25 de noviembre de 2011

Si no sangra, no es herida.

-Si quieres aprender a mentir, tienes que creerte tus propias mentiras.
-¿Y cómo haces para no confundir lo que es cierto y lo que
no?
-No hay cómo saber- dijo Matías y puso mi mano con el cuchillo sobre su rodilla.
El frío de las baldosas contra mis piernas. Un helado de naranja se derretía en mi mano, goteaba por mi codo hasta mi vestido blanco que lo absorbía como algodón. El sol del medio día entraba por la ventana pero no llegaba bajo la mesa. A través del mantel que caía hasta el suelo podía ver a Matías sentado en el mesón de la cocina, con los pies colgando y su rodilla rota. Nuestra madre limpiaba la herida, metía su pierna bajo el chorro de agua y limpiaba la sangre. Matías no lloró. Me miró entre el bordado de flores que me escondía y sonrió mientras tomaba mi helado, sabor a verano. Yo lo hice, fue mi culpa. ¡Más fuerte! me gritó. Lo enterré más fuerte, Matías abrió la boca pero no gritó. Mamá puso un parche sobre el corte en la rodilla y besó su frente.

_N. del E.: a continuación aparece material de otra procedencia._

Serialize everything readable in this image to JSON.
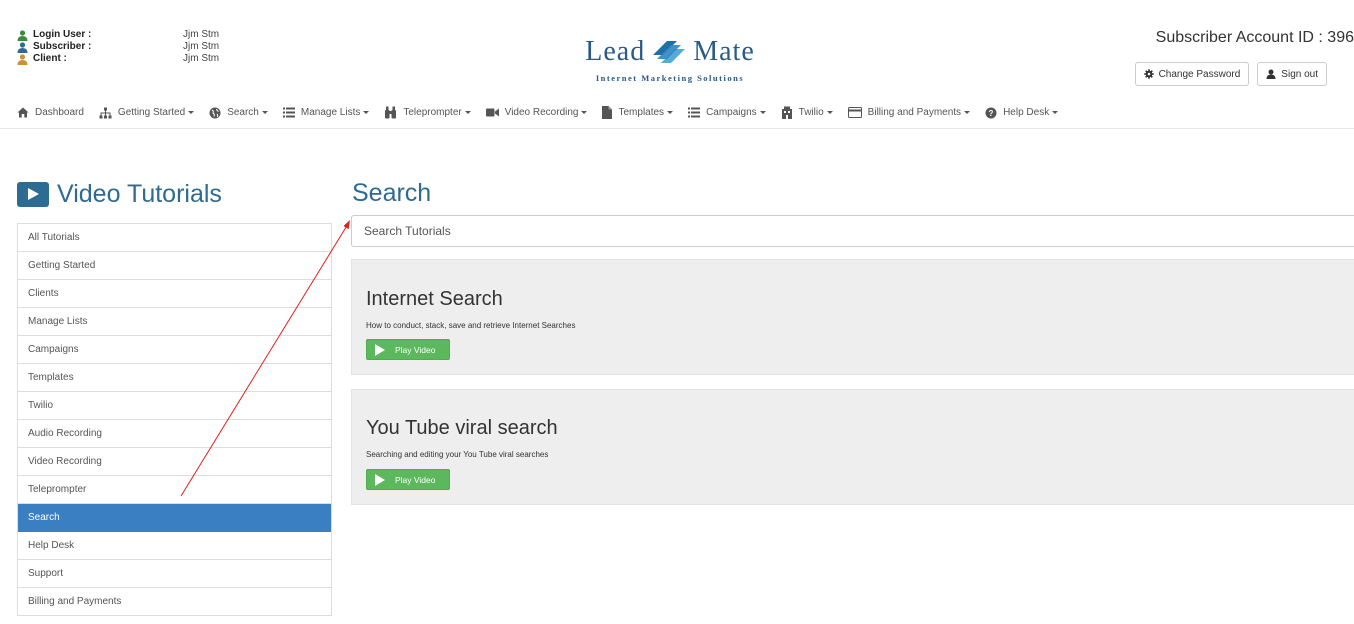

Sus pies avanzaron por las baldosas hasta que desaparecieron por la puerta. El mesón quedó vacío, Matías ya no estaba. Ella tampoco.
¿Qué pasó? Nos preguntó ella más temprano esa mañana en el jardín. Matías en el suelo, afirmando su rodilla entre sus manos con los ojos llorosos me miró y esperó en silencio a que dijera algo. Era mi turno. Tienes que aprender a mentir, es importante, me decía siempre. Se cayó y se enterró eso en la pierna, dije apuntando a un rastrillo que ella usaba para jardinear. Es tu culpa, por dejar las cosas tiradas, le dije seria, mirándola a los ojos. Ni siquiera pestañé. Apretó los labios y respiró profundo. La culpa fue tanta que nos regaló helados a los dos, antes del almuerzo.
Mientras disfrutaba de mi soledad bajo la mesa de la cocina y recordaba mi mentira una gota fría cayó sobre mi muslo. Metí el resto del helado a mi boca. Todo se congeló. Me dolían los dientes, la lengua, el paladar. Lo iba a escupir sobre la palma de mi mano cuando Matías me tapó la boca con la suya. Nos miramos fijo mientras el frío quemaba. Sentí mis ojos llenarse de lágrimas aunque no quería llorar. Si no duele no existe, susurró mientras apoyaba su frente contra la mía. La punta de su nariz contra la mía. Aguanté y esperé a que se deshiciera en mi boca. Puse la mano en su rodilla y apreté su herida. Más fuerte, susurró. Nuestra madre volvió a la cocina y puso algo en una olla con agua hirviendo. Vimos sus pies rodear la mesa, sacó cosas del refrigerador. Se sentó a la mesa y picó verduras. Escuchamos el sonido seco del cuchillo chocar contra la tabla de madera sobre nuestras cabezas. Las pestañas de Matías me hicieron cosquillas. Un perro ladró afuera. El agua hirvió y la tapa de la olla comenzó a vibrar. Finalmente el helado se deshizo y bajó por mi garganta. Tragué con fuerza y liberé su rodilla. Él quitó su mano de mi boca. Nos reímos sin hacer ruido. Matías pasó su lengua sobre la gota de helado que había caído en mi pierna. Algunas veces lamíamos nuestras heridas, otras veces eran cosas más dulces.